Todos juntos, diz Francisco, devemos trabalhar por uma economia diferente. "Uma economia justa deve criar as condições para que cada pessoa possa gozar duma infância sem privações, desenvolver os seus talentos durante a juventude, trabalhar com plenos direitos durante os anos de actividade e ter acesso a uma digna aposentação na velhice", disse, concluindo: "Vós – e outros povos também – resumis este anseio duma maneira simples e bela: 'viver bem'. Esta economia é não apenas desejável e necessária, mas também possível."

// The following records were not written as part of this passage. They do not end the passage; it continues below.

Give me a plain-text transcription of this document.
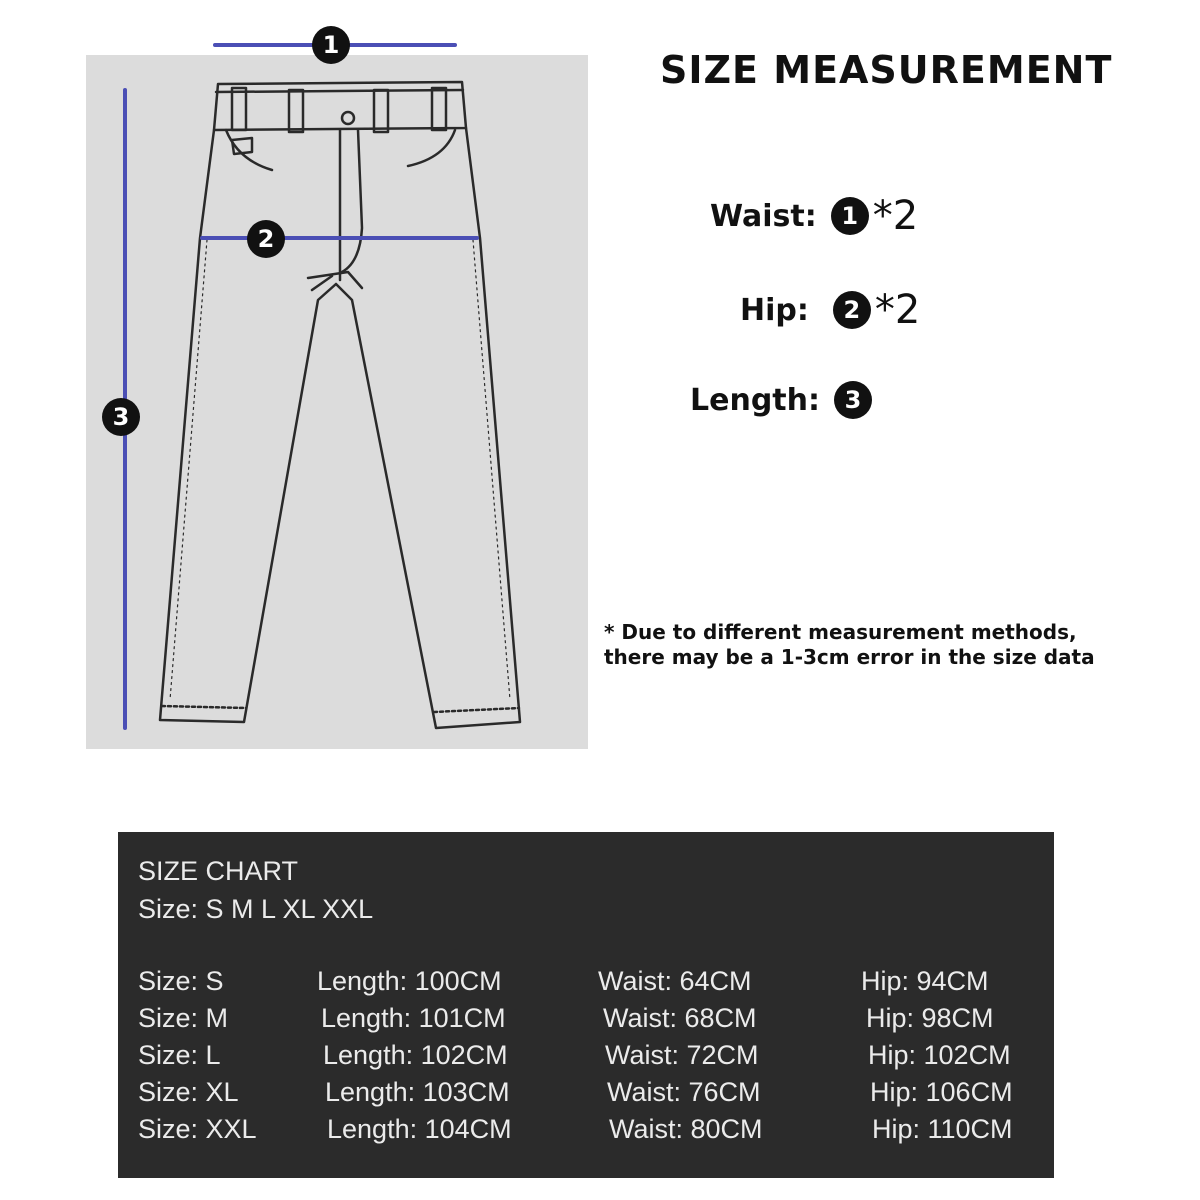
1
2
3
SIZE MEASUREMENT
Waist:	1 *2
Hip:	2 *2
Length:	3
* Due to different measurement methods,
there may be a 1-3cm error in the size data
SIZE CHART
Size: S M L XL XXL
Size: S	Length: 100CM	Waist: 64CM	Hip: 94CM
Size: M	Length: 101CM	Waist: 68CM	Hip: 98CM
Size: L	Length: 102CM	Waist: 72CM	Hip: 102CM
Size: XL	Length: 103CM	Waist: 76CM	Hip: 106CM
Size: XXL	Length: 104CM	Waist: 80CM	Hip: 110CM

O Papa fez ainda questão de ligar o que dizia a um dos fundamentos da doutrina social da Igreja. "O destino universal dos bens não é um adorno retórico da doutrina social da Igreja. É uma realidade anterior à propriedade privada. A propriedade, sobretudo quando afecta os recursos naturais, deve estar sempre em função das necessidades das pessoas."
A segunda tarefa, diz Francisco, é a unidade dos povos. Aqui o Papa falou mais especificamente sobre a realidade da América Latina, elogiando o facto de os governos da região terem estado a trabalhar mais em colaboração nos tempos recentes, mas disse ainda que "nenhum poder efectivamente constituído tem direito de privar os países pobres do pleno exercício da sua soberania e, quando o fazem, vemos novas formas de colonialismo que afectam seriamente as possibilidades de paz e justiça".

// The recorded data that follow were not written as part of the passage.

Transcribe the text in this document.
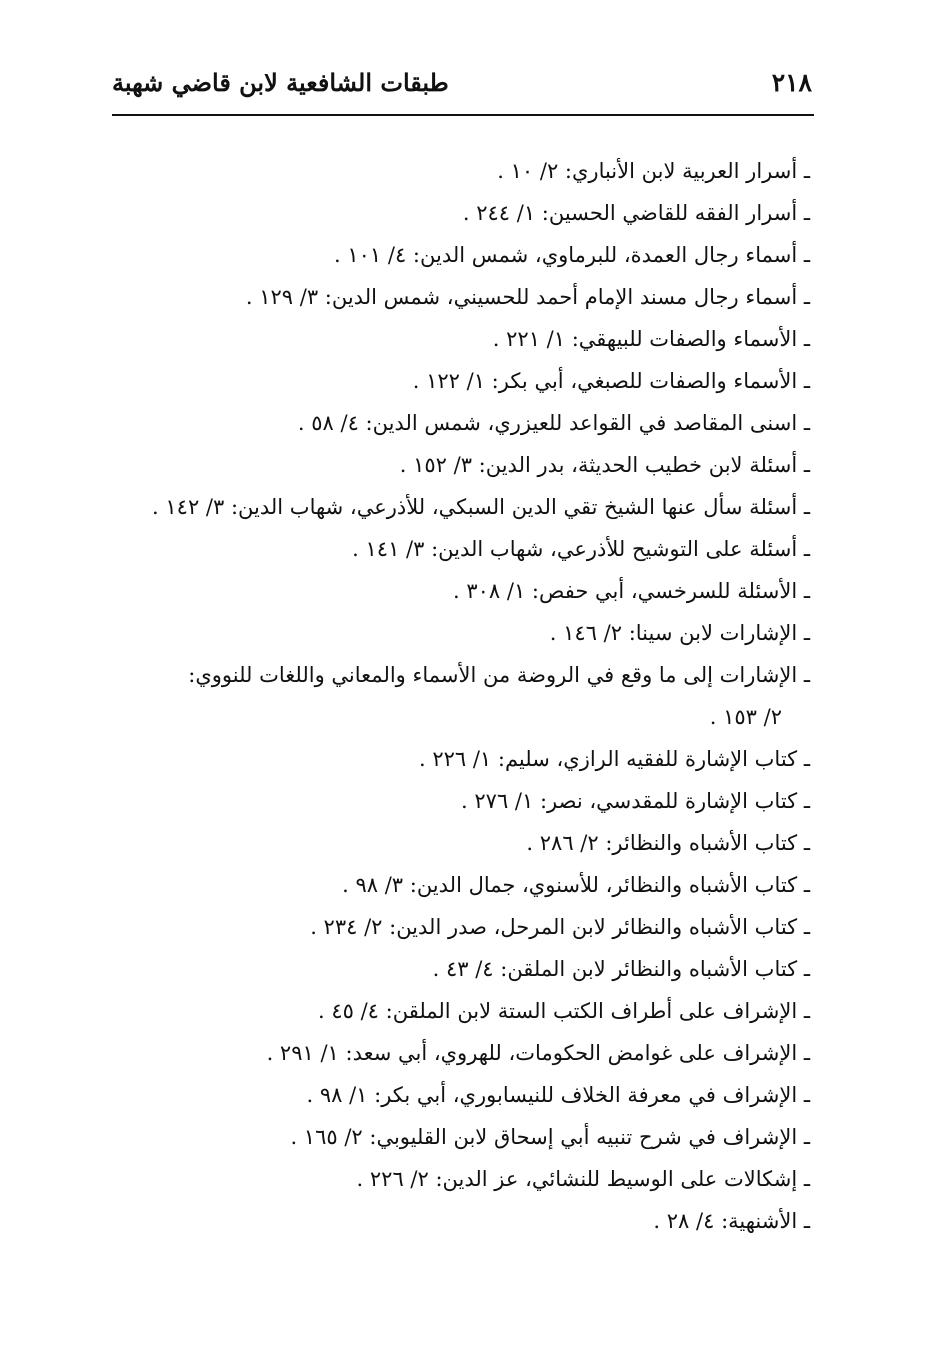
٢١٨
طبقات الشافعية لابن قاضي شهبة
ـ أسرار العربية لابن الأنباري: ٢/ ١٠ .
ـ أسرار الفقه للقاضي الحسين: ١/ ٢٤٤ .
ـ أسماء رجال العمدة، للبرماوي، شمس الدين: ٤/ ١٠١ .
ـ أسماء رجال مسند الإمام أحمد للحسيني، شمس الدين: ٣/ ١٢٩ .
ـ الأسماء والصفات للبيهقي: ١/ ٢٢١ .
ـ الأسماء والصفات للصبغي، أبي بكر: ١/ ١٢٢ .
ـ اسنى المقاصد في القواعد للعيزري، شمس الدين: ٤/ ٥٨ .
ـ أسئلة لابن خطيب الحديثة، بدر الدين: ٣/ ١٥٢ .
ـ أسئلة سأل عنها الشيخ تقي الدين السبكي، للأذرعي، شهاب الدين: ٣/ ١٤٢ .
ـ أسئلة على التوشيح للأذرعي، شهاب الدين: ٣/ ١٤١ .
ـ الأسئلة للسرخسي، أبي حفص: ١/ ٣٠٨ .
ـ الإشارات لابن سينا: ٢/ ١٤٦ .
ـ الإشارات إلى ما وقع في الروضة من الأسماء والمعاني واللغات للنووي:
٢/ ١٥٣ .
ـ كتاب الإشارة للفقيه الرازي، سليم: ١/ ٢٢٦ .
ـ كتاب الإشارة للمقدسي، نصر: ١/ ٢٧٦ .
ـ كتاب الأشباه والنظائر: ٢/ ٢٨٦ .
ـ كتاب الأشباه والنظائر، للأسنوي، جمال الدين: ٣/ ٩٨ .
ـ كتاب الأشباه والنظائر لابن المرحل، صدر الدين: ٢/ ٢٣٤ .
ـ كتاب الأشباه والنظائر لابن الملقن: ٤/ ٤٣ .
ـ الإشراف على أطراف الكتب الستة لابن الملقن: ٤/ ٤٥ .
ـ الإشراف على غوامض الحكومات، للهروي، أبي سعد: ١/ ٢٩١ .
ـ الإشراف في معرفة الخلاف للنيسابوري، أبي بكر: ١/ ٩٨ .
ـ الإشراف في شرح تنبيه أبي إسحاق لابن القليوبي: ٢/ ١٦٥ .
ـ إشكالات على الوسيط للنشائي، عز الدين: ٢/ ٢٢٦ .
ـ الأشنهية: ٤/ ٢٨ .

Estas novas formas de colonialismo não se limitam à acção dos governos. "A concentração monopolista dos meios de comunicação social que pretende impor padrões alienantes de consumo e certa uniformidade cultural é outra das formas que adopta o novo colonialismo. É o colonialismo ideológico", sublinhou Francisco.
Neste contexto, o Papa aproveitou para realçar o pedido de perdão por parte da Igreja por todos os crimes cometidos em seu nome ao longo da história, em particular contra os povos indígenas da América Latina, onde se encontra para uma visita de dez dias, que para além da Bolívia, onde se encontra, contou também com uma passagem pelo Equador e terminará no Paraguai.
Como terceira tarefa, o Papa insistiu na defesa da "Mãe Terra", remetendo para a sua mais recente encíclica sobre a ecologia e dizendo que a covardia em defender o planeta é mesmo "pecado grave".
"Continuai com a vossa luta"
Terminando, Francisco mostrou-se solidário com os activistas. "Estou convosco. Digamos juntos do fundo do coração: nenhuma família sem tecto, nenhum camponês sem terra, nenhum trabalhador sem direitos, nenhum povo sem soberania, nenhuma pessoa sem dignidade, nenhuma criança sem infância, nenhum jovem sem possibilidades, nenhum idoso sem uma veneranda velhice. Continuai com a vossa luta e, por favor, cuidai bem da Mãe Terra."
Esta foi a segunda vez que Francisco se encontrou com representantes dos chamados movimentos populares, a primeira tinha sido em Roma durante um encontro mundial destas organizações em Itália.